Nilai tukar rupiah mengalami penurunan terhadap dolar AS, sejalan dengan meningkatnya potensi resesi di negeri Paman Sam. Meskipun indeks dolar AS sedikit melemah, sentimen negatif dari ekonomi global, khususnya AS, mempengaruhi pasar keuangan Indonesia. Ekonomi AS menunjukkan tanda-tanda perlambatan, yang diperkuat oleh prediksi dari beberapa lembaga keuangan ternama. Situasi ini menciptakan ketidakpastian dan kehati-hatian di kalangan pelaku pasar.
Pasar keuangan hari ini dipengaruhi oleh dinamika eksternal, terutama kondisi ekonomi AS. Rupiah dibuka lebih rendah dibandingkan hari sebelumnya, menunjukkan tren pelemahan yang berkelanjutan. Meski demikian, indeks dolar AS juga turun tipis, namun tidak cukup untuk mengimbangi tekanan pada rupiah. Para analis menyatakan bahwa situasi ini mencerminkan ketidakpastian ekonomi global yang semakin tinggi.
Sentimen pasar hari ini didominasi oleh faktor eksternal, khususnya kondisi ekonomi AS. Rupiah dibuka melemah 0,15% di level Rp16.360 per dolar AS. Meski indeks dolar AS (DXY) turun tipis 0,09% ke angka 103,74, hal ini tidak cukup untuk mengangkat nilai rupiah.
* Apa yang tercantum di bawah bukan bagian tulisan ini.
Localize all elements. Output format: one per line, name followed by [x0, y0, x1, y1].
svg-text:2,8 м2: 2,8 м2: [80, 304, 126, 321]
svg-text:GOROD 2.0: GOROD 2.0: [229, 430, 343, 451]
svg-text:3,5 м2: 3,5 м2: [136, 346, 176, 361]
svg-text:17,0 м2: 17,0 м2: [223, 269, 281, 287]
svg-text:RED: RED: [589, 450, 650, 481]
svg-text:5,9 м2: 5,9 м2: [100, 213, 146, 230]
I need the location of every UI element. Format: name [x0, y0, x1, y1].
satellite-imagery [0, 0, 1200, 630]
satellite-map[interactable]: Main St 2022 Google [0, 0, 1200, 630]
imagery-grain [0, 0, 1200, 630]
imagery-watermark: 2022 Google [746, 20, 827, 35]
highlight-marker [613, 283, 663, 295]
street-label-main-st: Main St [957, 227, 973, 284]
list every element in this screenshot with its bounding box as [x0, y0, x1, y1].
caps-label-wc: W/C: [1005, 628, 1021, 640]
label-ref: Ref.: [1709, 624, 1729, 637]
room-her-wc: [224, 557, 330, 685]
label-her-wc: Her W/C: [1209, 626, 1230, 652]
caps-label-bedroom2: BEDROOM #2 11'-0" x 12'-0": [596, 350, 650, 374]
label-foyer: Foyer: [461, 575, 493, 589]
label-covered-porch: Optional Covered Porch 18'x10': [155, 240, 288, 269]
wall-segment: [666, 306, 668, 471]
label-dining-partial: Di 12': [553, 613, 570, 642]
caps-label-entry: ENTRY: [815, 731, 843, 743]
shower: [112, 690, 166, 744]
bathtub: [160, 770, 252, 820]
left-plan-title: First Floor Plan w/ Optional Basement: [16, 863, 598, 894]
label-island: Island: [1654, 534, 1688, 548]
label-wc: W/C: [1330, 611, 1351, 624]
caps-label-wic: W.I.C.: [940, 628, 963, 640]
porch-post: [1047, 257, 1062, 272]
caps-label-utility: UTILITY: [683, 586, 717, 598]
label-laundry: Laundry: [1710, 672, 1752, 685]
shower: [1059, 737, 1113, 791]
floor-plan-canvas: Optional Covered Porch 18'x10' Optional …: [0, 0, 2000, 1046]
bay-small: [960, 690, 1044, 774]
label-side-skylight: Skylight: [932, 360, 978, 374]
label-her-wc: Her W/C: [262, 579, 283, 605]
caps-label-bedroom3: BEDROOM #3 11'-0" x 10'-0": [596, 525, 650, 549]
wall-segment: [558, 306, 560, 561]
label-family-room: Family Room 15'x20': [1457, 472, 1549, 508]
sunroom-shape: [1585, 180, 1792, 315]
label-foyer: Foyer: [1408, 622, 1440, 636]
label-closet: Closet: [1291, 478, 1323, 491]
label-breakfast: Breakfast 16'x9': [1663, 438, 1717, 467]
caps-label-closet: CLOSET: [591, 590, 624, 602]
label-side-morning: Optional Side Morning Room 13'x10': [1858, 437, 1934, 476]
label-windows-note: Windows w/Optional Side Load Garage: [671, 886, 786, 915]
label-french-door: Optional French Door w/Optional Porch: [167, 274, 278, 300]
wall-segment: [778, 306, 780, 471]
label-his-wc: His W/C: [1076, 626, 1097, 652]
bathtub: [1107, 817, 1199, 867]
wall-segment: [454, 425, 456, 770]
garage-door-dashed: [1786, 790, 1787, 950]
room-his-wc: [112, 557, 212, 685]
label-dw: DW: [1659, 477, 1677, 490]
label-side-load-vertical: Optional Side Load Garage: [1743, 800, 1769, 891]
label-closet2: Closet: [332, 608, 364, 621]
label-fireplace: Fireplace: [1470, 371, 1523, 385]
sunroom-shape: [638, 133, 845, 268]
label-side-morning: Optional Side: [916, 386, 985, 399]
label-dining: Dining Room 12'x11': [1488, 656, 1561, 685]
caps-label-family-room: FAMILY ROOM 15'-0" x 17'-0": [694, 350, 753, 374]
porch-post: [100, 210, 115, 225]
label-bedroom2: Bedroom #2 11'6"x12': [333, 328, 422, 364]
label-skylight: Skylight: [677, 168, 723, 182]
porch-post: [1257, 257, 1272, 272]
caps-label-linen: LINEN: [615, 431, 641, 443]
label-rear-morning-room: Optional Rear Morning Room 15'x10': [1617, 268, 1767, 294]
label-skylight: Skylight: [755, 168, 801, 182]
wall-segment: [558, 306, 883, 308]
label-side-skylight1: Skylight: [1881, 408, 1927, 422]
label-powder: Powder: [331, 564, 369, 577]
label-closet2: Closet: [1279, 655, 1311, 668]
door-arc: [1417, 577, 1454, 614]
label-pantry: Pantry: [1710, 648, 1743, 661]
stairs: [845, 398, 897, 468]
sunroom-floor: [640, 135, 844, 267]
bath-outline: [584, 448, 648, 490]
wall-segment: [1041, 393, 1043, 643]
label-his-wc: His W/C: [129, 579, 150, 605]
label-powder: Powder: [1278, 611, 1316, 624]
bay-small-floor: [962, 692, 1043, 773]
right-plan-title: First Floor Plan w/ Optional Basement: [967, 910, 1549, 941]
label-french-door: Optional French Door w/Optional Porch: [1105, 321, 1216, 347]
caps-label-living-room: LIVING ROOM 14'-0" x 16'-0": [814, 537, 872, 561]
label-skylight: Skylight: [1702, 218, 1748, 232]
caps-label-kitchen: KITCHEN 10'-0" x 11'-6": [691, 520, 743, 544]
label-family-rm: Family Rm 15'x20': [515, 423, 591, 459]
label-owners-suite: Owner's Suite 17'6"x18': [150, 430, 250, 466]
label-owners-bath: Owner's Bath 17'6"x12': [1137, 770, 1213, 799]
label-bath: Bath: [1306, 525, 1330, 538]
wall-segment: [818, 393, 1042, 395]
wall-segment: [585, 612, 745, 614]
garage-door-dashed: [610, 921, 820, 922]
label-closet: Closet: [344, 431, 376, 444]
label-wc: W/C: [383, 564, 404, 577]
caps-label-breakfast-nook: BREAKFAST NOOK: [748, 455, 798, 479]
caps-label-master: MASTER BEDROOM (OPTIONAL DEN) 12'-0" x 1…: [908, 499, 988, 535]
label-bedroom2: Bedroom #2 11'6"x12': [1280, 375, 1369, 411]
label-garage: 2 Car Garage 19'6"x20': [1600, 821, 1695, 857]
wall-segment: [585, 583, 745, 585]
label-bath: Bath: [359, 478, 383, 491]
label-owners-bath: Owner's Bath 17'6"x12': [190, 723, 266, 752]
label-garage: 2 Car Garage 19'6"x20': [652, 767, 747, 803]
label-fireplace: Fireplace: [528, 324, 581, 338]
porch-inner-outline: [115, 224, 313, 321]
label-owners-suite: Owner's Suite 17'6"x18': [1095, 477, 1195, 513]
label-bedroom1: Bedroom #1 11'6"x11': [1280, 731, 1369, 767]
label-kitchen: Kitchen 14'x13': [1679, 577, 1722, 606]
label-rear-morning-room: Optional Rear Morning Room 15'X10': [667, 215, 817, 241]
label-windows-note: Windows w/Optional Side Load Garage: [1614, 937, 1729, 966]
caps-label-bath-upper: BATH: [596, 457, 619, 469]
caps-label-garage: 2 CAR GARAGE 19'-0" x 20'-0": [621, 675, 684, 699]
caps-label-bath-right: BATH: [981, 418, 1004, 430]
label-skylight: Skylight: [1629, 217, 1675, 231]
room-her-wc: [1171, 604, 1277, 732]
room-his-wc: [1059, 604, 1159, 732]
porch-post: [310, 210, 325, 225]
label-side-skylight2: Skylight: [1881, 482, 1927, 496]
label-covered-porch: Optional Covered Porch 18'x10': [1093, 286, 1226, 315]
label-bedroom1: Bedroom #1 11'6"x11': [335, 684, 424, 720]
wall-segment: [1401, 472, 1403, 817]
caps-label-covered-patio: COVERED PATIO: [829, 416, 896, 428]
Kondisi ini sejalan dengan pelemahan rupiah yang terjadi sehari sebelumnya sebesar 0,28%. Ketidakpastian ekonomi global membuat para pelaku pasar semakin berhati-hati dalam mengambil keputusan investasi.
Ketidakpastian ekonomi global, terutama di AS, menjadi sorotan utama bagi para ekonom. Indikator ekonomi yang memburuk, mulai dari kepercayaan konsumen hingga pertumbuhan ekonomi, menambah kekhawatiran akan risiko resesi. Beberapa lembaga keuangan besar telah menaikkan proyeksi peluang terjadinya resesi di AS dalam waktu dekat.
Para ekonom dari Goldman Sachs telah menaikkan proyeksi risiko resesi di AS selama 12 bulan ke depan dari 15% menjadi 20%. Morgan Stanley pun memprediksi pertumbuhan ekonomi yang lebih lambat dibandingkan perkiraan sebelumnya. Resesi biasanya ditandai dengan pertumbuhan ekonomi yang lemah atau negatif selama dua kuartal berturut-turut atau lebih dalam satu tahun. Sebagai contoh, AS sempat mengalami resesi pada awal tahun 2020 akibat pandemi Covid-19, yang menyebabkan jutaan orang kehilangan pekerjaan. Situasi ini menambah ketidakpastian dan membuat pelaku pasar semakin berhati-hati.